Dai Sijie

Balzac und die kleine chinesische Schneiderin

Roman
Cover: Balzac und die kleine chinesische Schneiderin
Piper Verlag, München 2001
ISBN 9783492042895
Gebunden, 200 Seiten, 18,90 EUR

Klappentext

Aus dem Französischen von Gio Waeckerlin Induni. Der Roman erzählt von zwei pfiffigen chinesischen Studenten, die es in ein gottverlassenes Bergdorf verschlagen hat. Ein Koffer voll westlicher Weltliteratur und eine entzückende Schneiderin retten ihnen das Leben.

Rezensionsnotiz zu Frankfurter Allgemeine Zeitung, 11.12.2002

Eine "bezaubernde Parabel" über die "emanzipatorische Kraft" von Literatur ist dieser Roman des in Frankreich lebenden Exil-Chinesen Dai Sijie nach Meinung des Rezensenten Martin Halter. Er ist beeindruckt von, wie der Autor mit "leichtem, romantisch-ironischen Ton" vom Schicksal zweier zur Umerziehung in den Himalaya zwangsverschickter Studenten erzählt - beeindruckt auch deshalb, weil diese Geschichte stark autobiografische Züge trage und eine Zeit voller Demütigungen im Leben des Autors beschreibt.
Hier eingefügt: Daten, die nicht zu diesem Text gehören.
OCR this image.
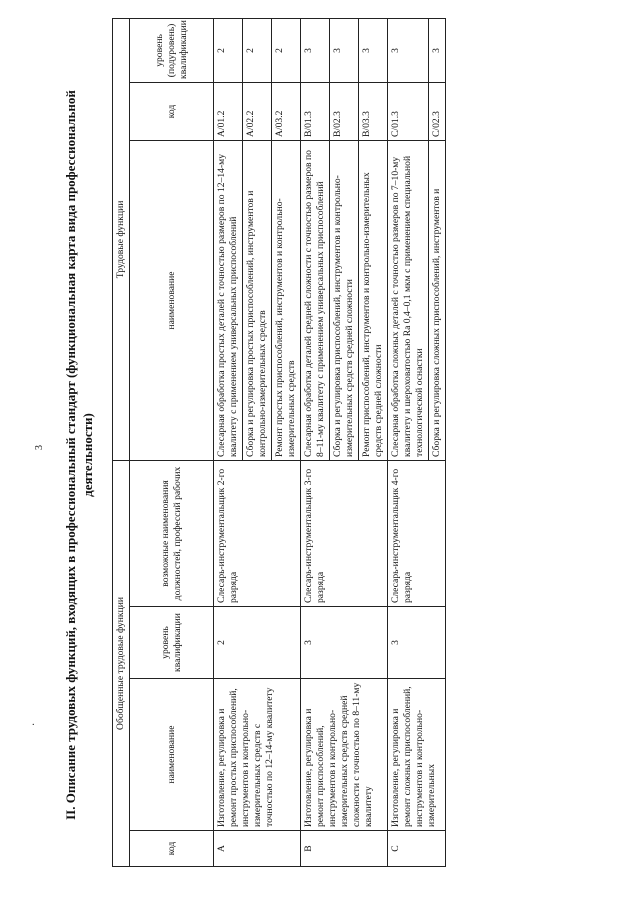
3
. II. Описание трудовых функций, входящих в профессиональный стандарт (функциональная карта вида профессиональной деятельности)
Обобщенные трудовые функции				Трудовые функции		
код	наименование	уровень квалификации	возможные наименования должностей, профессий рабочих	наименование	код	уровень (подуровень) квалификации
А	Изготовление, регулировка и ремонт простых приспособлений, инструментов и контрольно-измерительных средств с точностью по 12–14-му квалитету	2	Слесарь-инструментальщик 2-го разряда	Слесарная обработка простых деталей с точностью размеров по 12–14-му квалитету с применением универсальных приспособлений	A/01.2	2
				Сборка и регулировка простых приспособлений, инструментов и контрольно-измерительных средств	A/02.2	2
				Ремонт простых приспособлений, инструментов и контрольно-измерительных средств	A/03.2	2
В	Изготовление, регулировка и ремонт приспособлений, инструментов и контрольно-измерительных средств средней сложности с точностью по 8–11-му квалитету	3	Слесарь-инструментальщик 3-го разряда	Слесарная обработка деталей средней сложности с точностью размеров по 8–11-му квалитету с применением универсальных приспособлений	B/01.3	3
				Сборка и регулировка приспособлений, инструментов и контрольно-измерительных средств средней сложности	B/02.3	3
				Ремонт приспособлений, инструментов и контрольно-измерительных средств средней сложности	B/03.3	3
С	Изготовление, регулировка и ремонт сложных приспособлений, инструментов и контрольно-измерительных	3	Слесарь-инструментальщик 4-го разряда	Слесарная обработка сложных деталей с точностью размеров по 7–10-му квалитету и шероховатостью Ra 0,4–0,1 мкм с применением специальной технологической оснастки	C/01.3	3
				Сборка и регулировка сложных приспособлений, инструментов и	C/02.3	3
Das Buch hinterlässt beim Rezensenten ein gutes Gefühl, obwohl dem Helden kein Happy End blüht - das hat aber weniger politische als amouröse Gründe. Das großartige an dem Roman ist nach Halters Meinung "der aphrodisische Zauber und die erlösende Kraft", den die Literatur hier ausstrahlt. In Frankreich ist der Roman dementsprechend auch ein großer Erfolg gewesen und wird gerade im post-kulturrevolutionären China verfilmt, weiss der Rezensent mit Begeisterung zu berichten.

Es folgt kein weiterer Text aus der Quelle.